A: A PodDisruptionBudget (minAvailable: 1 would have forced the drain to keep one pod serving) and topology spread (replicas concentrated on one node/zone all evict together). Defaults here provide the PDB automatically once max_instance_count > 1; spread must be opted into via enable_topology_spread.
Q2: A slow-starting JVM app gets killed in a restart loop on GKE. Which probe setting is wrong, and why are there two probes at all?
A: The startup probe window is too short — it must cover worst-case boot time before the liveness probe takes over. Startup probes answer "has it finished booting?" (failure = keep waiting, within limits); liveness probes answer "is it still healthy?" (failure = restart). Tuning liveness to tolerate slow boots instead of using a startup probe weakens failure detection for the entire pod lifetime.
Q3: Leadership asks for "five nines" on the self-managed NFS option. What honest answer does this architecture support?
A: It cannot deliver that: the NFS server is a single zonal VM — auto-healing and daily snapshots reduce MTTR but recovery still takes minutes, and a zone outage takes the share down. For higher availability you change architecture, not tuning: managed Filestore (or, beyond this platform, a regional/Enterprise file tier). Recognizing when an SLO requires an architectural change is core PCA material.

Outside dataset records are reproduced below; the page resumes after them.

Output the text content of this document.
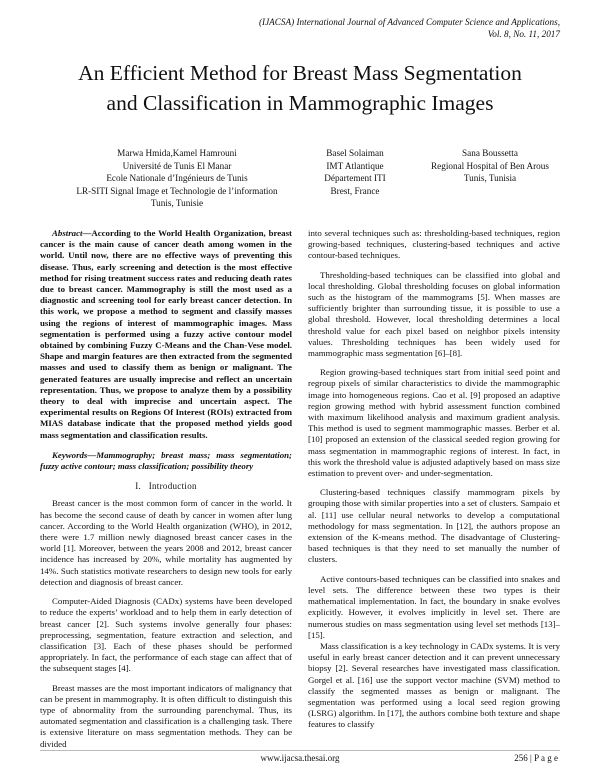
(IJACSA) International Journal of Advanced Computer Science and Applications,
Vol. 8, No. 11, 2017
An Efficient Method for Breast Mass Segmentation
and Classification in Mammographic Images
Marwa Hmida,Kamel Hamrouni
Université de Tunis El Manar
Ecole Nationale d’Ingénieurs de Tunis
LR-SITI Signal Image et Technologie de l’information
Tunis, Tunisie
Basel Solaiman
IMT Atlantique
Département ITI
Brest, France
Sana Boussetta
Regional Hospital of Ben Arous
Tunis, Tunisia

Abstract—According to the World Health Organization, breast cancer is the main cause of cancer death among women in the world. Until now, there are no effective ways of preventing this disease. Thus, early screening and detection is the most effective method for rising treatment success rates and reducing death rates due to breast cancer. Mammography is still the most used as a diagnostic and screening tool for early breast cancer detection. In this work, we propose a method to segment and classify masses using the regions of interest of mammographic images. Mass segmentation is performed using a fuzzy active contour model obtained by combining Fuzzy C-Means and the Chan-Vese model. Shape and margin features are then extracted from the segmented masses and used to classify them as benign or malignant. The generated features are usually imprecise and reflect an uncertain representation. Thus, we propose to analyze them by a possibility theory to deal with imprecise and uncertain aspect. The experimental results on Regions Of Interest (ROIs) extracted from MIAS database indicate that the proposed method yields good mass segmentation and classification results.

Keywords—Mammography; breast mass; mass segmentation; fuzzy active contour; mass classification; possibility theory

I. Introduction

Breast cancer is the most common form of cancer in the world. It has become the second cause of death by cancer in women after lung cancer. According to the World Health organization (WHO), in 2012, there were 1.7 million newly diagnosed breast cancer cases in the world [1]. Moreover, between the years 2008 and 2012, breast cancer incidence has increased by 20%, while mortality has augmented by 14%. Such statistics motivate researchers to design new tools for early detection and diagnosis of breast cancer.

Computer-Aided Diagnosis (CADx) systems have been developed to reduce the experts’ workload and to help them in early detection of breast cancer [2]. Such systems involve generally four phases: preprocessing, segmentation, feature extraction and selection, and classification [3]. Each of these phases should be performed appropriately. In fact, the performance of each stage can affect that of the subsequent stages [4].

Breast masses are the most important indicators of malignancy that can be present in mammography. It is often difficult to distinguish this type of abnormality from the surrounding parenchymal. Thus, its automated segmentation and classification is a challenging task. There is extensive literature on mass segmentation methods. They can be divided

into several techniques such as: thresholding-based techniques, region growing-based techniques, clustering-based techniques and active contour-based techniques.

Thresholding-based techniques can be classified into global and local thresholding. Global thresholding focuses on global information such as the histogram of the mammograms [5]. When masses are sufficiently brighter than surrounding tissue, it is possible to use a global threshold. However, local thresholding determines a local threshold value for each pixel based on neighbor pixels intensity values. Thresholding techniques has been widely used for mammographic mass segmentation [6]–[8].

Region growing-based techniques start from initial seed point and regroup pixels of similar characteristics to divide the mammographic image into homogeneous regions. Cao et al. [9] proposed an adaptive region growing method with hybrid assessment function combined with maximum likelihood analysis and maximum gradient analysis. This method is used to segment mammographic masses. Berber et al. [10] proposed an extension of the classical seeded region growing for mass segmentation in mammographic regions of interest. In fact, in this work the threshold value is adjusted adaptively based on mass size estimation to prevent over- and under-segmentation.

Clustering-based techniques classify mammogram pixels by grouping those with similar properties into a set of clusters. Sampaio et al. [11] use cellular neural networks to develop a computational methodology for mass segmentation. In [12], the authors propose an extension of the K-means method. The disadvantage of Clustering-based techniques is that they need to set manually the number of clusters.

Active contours-based techniques can be classified into snakes and level sets. The difference between these two types is their mathematical implementation. In fact, the boundary in snake evolves explicitly. However, it evolves implicitly in level set. There are numerous studies on mass segmentation using level set methods [13]–[15].

Mass classification is a key technology in CADx systems. It is very useful in early breast cancer detection and it can prevent unnecessary biopsy [2]. Several researches have investigated mass classification. Gorgel et al. [16] use the support vector machine (SVM) method to classify the segmented masses as benign or malignant. The segmentation was performed using a local seed region growing (LSRG) algorithm. In [17], the authors combine both texture and shape features to classify

www.ijacsa.thesai.org	256 | P a g e
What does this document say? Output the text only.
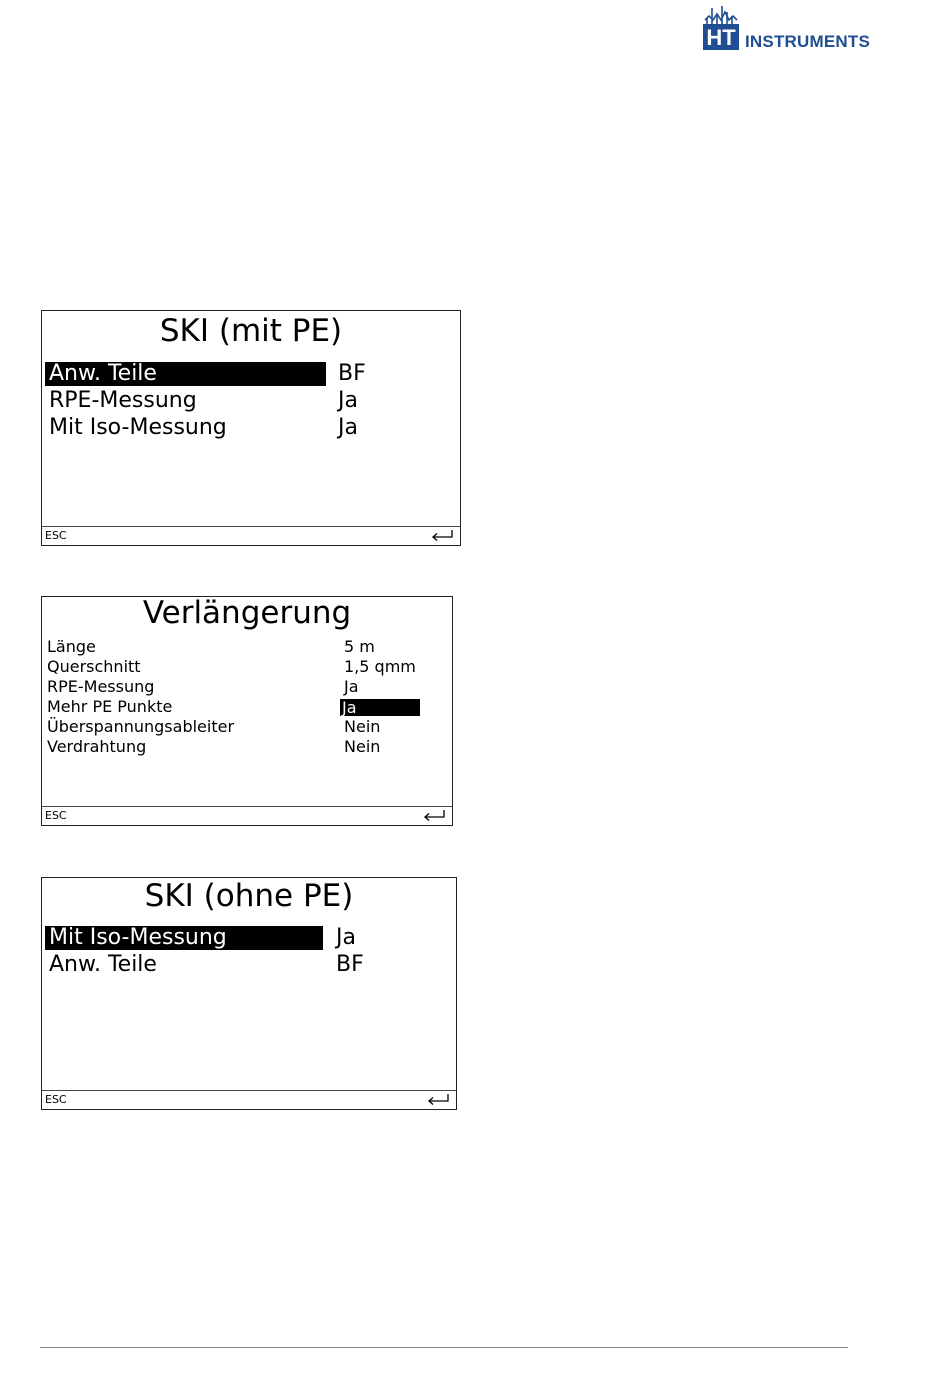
HT INSTRUMENTS
SKI (mit PE)
Anw. Teile	BF
RPE-Messung	Ja
Mit Iso-Messung	Ja
ESC
Verlängerung
Länge	5 m
Querschnitt	1,5 qmm
RPE-Messung	Ja
Mehr PE Punkte	Ja
Überspannungsableiter	Nein
Verdrahtung	Nein
ESC
SKI (ohne PE)
Mit Iso-Messung	Ja
Anw. Teile	BF
ESC
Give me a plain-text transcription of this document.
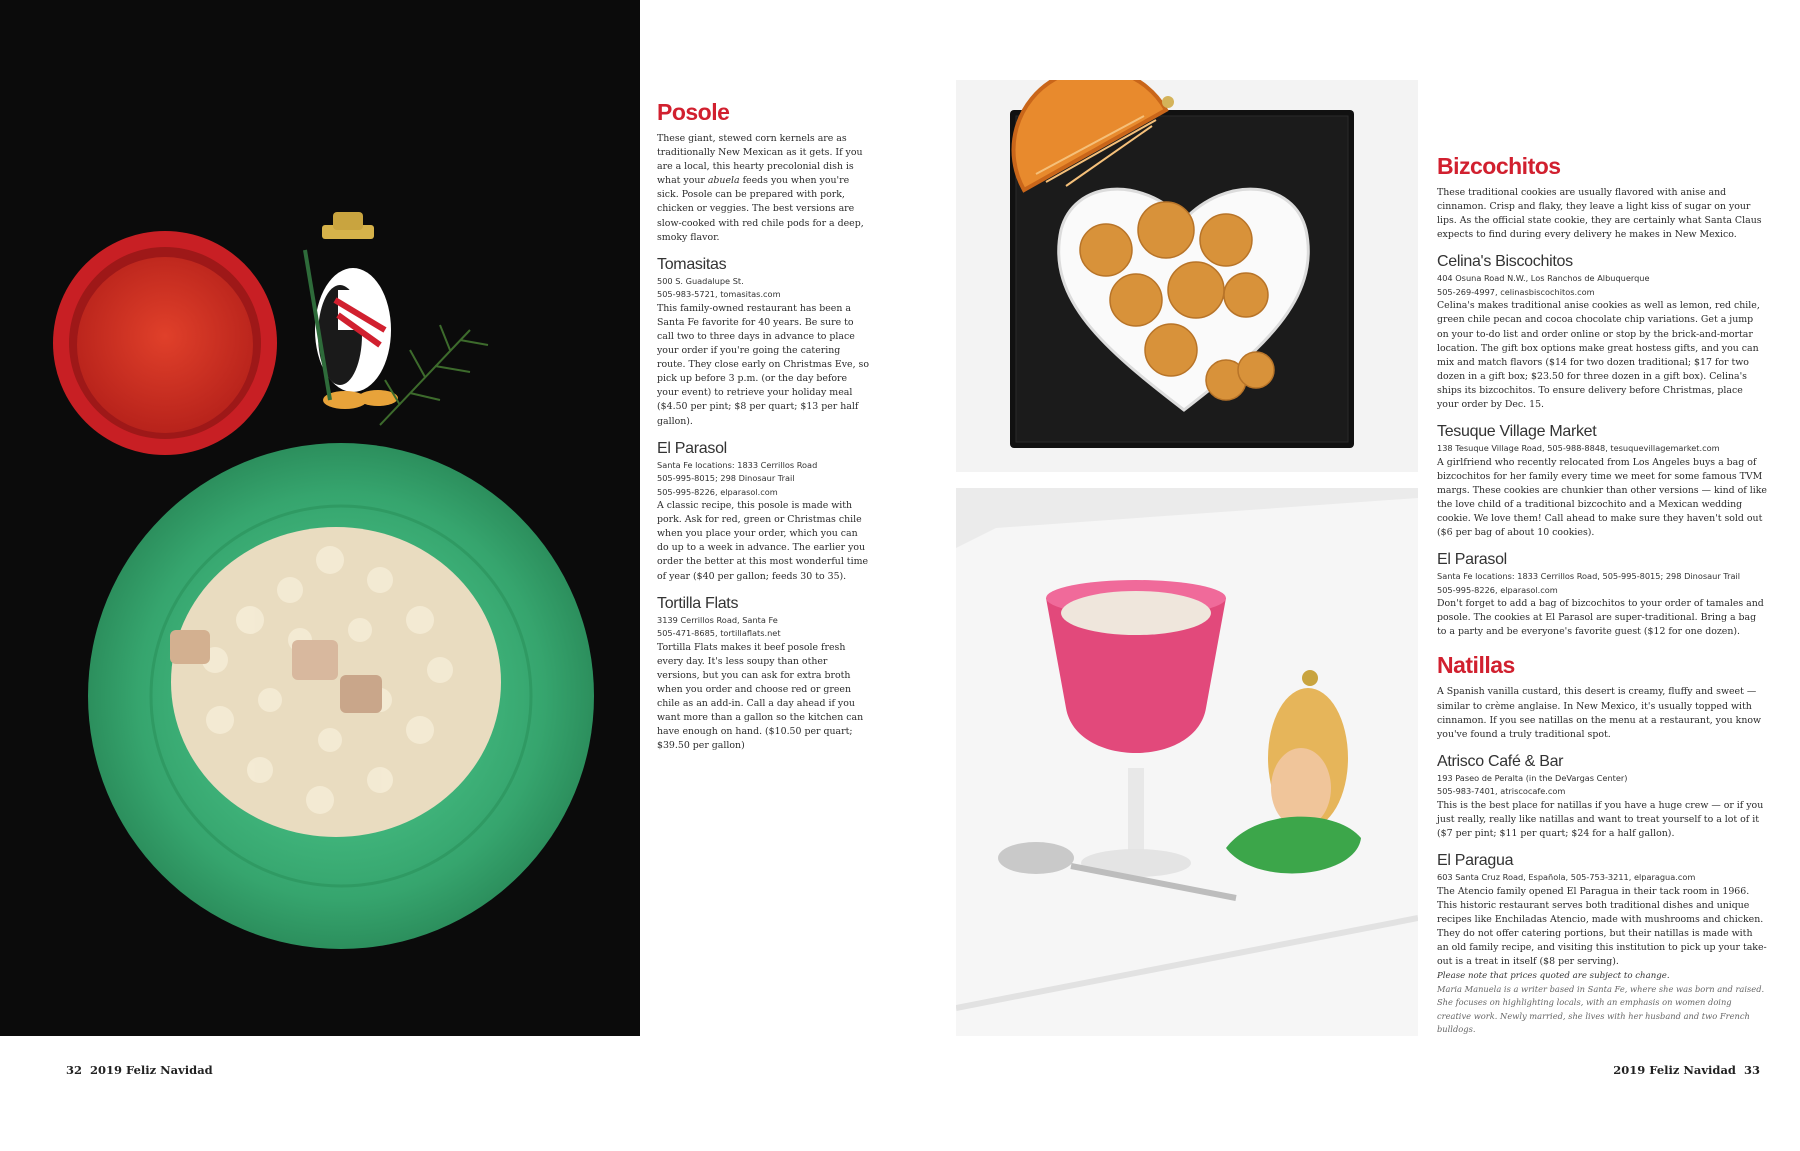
Posole

These giant, stewed corn kernels are as traditionally New Mexican as it gets. If you are a local, this hearty precolonial dish is what your abuela feeds you when you're sick. Posole can be prepared with pork, chicken or veggies. The best versions are slow-cooked with red chile pods for a deep, smoky flavor.

Tomasitas
500 S. Guadalupe St.
505-983-5721, tomasitas.com

This family-owned restaurant has been a Santa Fe favorite for 40 years. Be sure to call two to three days in advance to place your order if you're going the catering route. They close early on Christmas Eve, so pick up before 3 p.m. (or the day before your event) to retrieve your holiday meal ($4.50 per pint; $8 per quart; $13 per half gallon).

El Parasol
Santa Fe locations: 1833 Cerrillos Road
505-995-8015; 298 Dinosaur Trail
505-995-8226, elparasol.com

A classic recipe, this posole is made with pork. Ask for red, green or Christmas chile when you place your order, which you can do up to a week in advance. The earlier you order the better at this most wonderful time of year ($40 per gallon; feeds 30 to 35).

Tortilla Flats
3139 Cerrillos Road, Santa Fe
505-471-8685, tortillaflats.net

Tortilla Flats makes it beef posole fresh every day. It's less soupy than other versions, but you can ask for extra broth when you order and choose red or green chile as an add-in. Call a day ahead if you want more than a gallon so the kitchen can have enough on hand. ($10.50 per quart; $39.50 per gallon)

Bizcochitos

These traditional cookies are usually flavored with anise and cinnamon. Crisp and flaky, they leave a light kiss of sugar on your lips. As the official state cookie, they are certainly what Santa Claus expects to find during every delivery he makes in New Mexico.

Celina's Biscochitos
404 Osuna Road N.W., Los Ranchos de Albuquerque
505-269-4997, celinasbiscochitos.com

Celina's makes traditional anise cookies as well as lemon, red chile, green chile pecan and cocoa chocolate chip variations. Get a jump on your to-do list and order online or stop by the brick-and-mortar location. The gift box options make great hostess gifts, and you can mix and match flavors ($14 for two dozen traditional; $17 for two dozen in a gift box; $23.50 for three dozen in a gift box). Celina's ships its bizcochitos. To ensure delivery before Christmas, place your order by Dec. 15.

Tesuque Village Market
138 Tesuque Village Road, 505-988-8848, tesuquevillagemarket.com

A girlfriend who recently relocated from Los Angeles buys a bag of bizcochitos for her family every time we meet for some famous TVM margs. These cookies are chunkier than other versions — kind of like the love child of a traditional bizcochito and a Mexican wedding cookie. We love them! Call ahead to make sure they haven't sold out ($6 per bag of about 10 cookies).

El Parasol
Santa Fe locations: 1833 Cerrillos Road, 505-995-8015; 298 Dinosaur Trail
505-995-8226, elparasol.com

Don't forget to add a bag of bizcochitos to your order of tamales and posole. The cookies at El Parasol are super-traditional. Bring a bag to a party and be everyone's favorite guest ($12 for one dozen).

Natillas

A Spanish vanilla custard, this desert is creamy, fluffy and sweet — similar to crème anglaise. In New Mexico, it's usually topped with cinnamon. If you see natillas on the menu at a restaurant, you know you've found a truly traditional spot.

Atrisco Café & Bar
193 Paseo de Peralta (in the DeVargas Center)
505-983-7401, atriscocafe.com

This is the best place for natillas if you have a huge crew — or if you just really, really like natillas and want to treat yourself to a lot of it ($7 per pint; $11 per quart; $24 for a half gallon).

El Paragua
603 Santa Cruz Road, Española, 505-753-3211, elparagua.com

The Atencio family opened El Paragua in their tack room in 1966. This historic restaurant serves both traditional dishes and unique recipes like Enchiladas Atencio, made with mushrooms and chicken. They do not offer catering portions, but their natillas is made with an old family recipe, and visiting this institution to pick up your take-out is a treat in itself ($8 per serving).

Please note that prices quoted are subject to change.

Maria Manuela is a writer based in Santa Fe, where she was born and raised. She focuses on highlighting locals, with an emphasis on women doing creative work. Newly married, she lives with her husband and two French bulldogs.

32 2019 Feliz Navidad	2019 Feliz Navidad 33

Beyond the modules — Not demonstrated: chaos engineering (fault injection), load testing at scale, multi-region failover with global traffic management, and formal SLO/error-budget operations. Study the SRE workbook's "Implementing SLOs," and practice a load test (e.g. hey or the distributed load-testing reference architecture) against a scratch deployment while watching the HPA respond.
⚠️ Exam trap — A PDB protects only against voluntary disruptions (drains, upgrades, autoscaler consolidation). Node crashes and zone outages ignore it entirely — those require replica count, topology spread, and multi-zone/multi-region design. "We had a PDB, why did the zone outage hurt us?" is exactly the confusion the exam probes.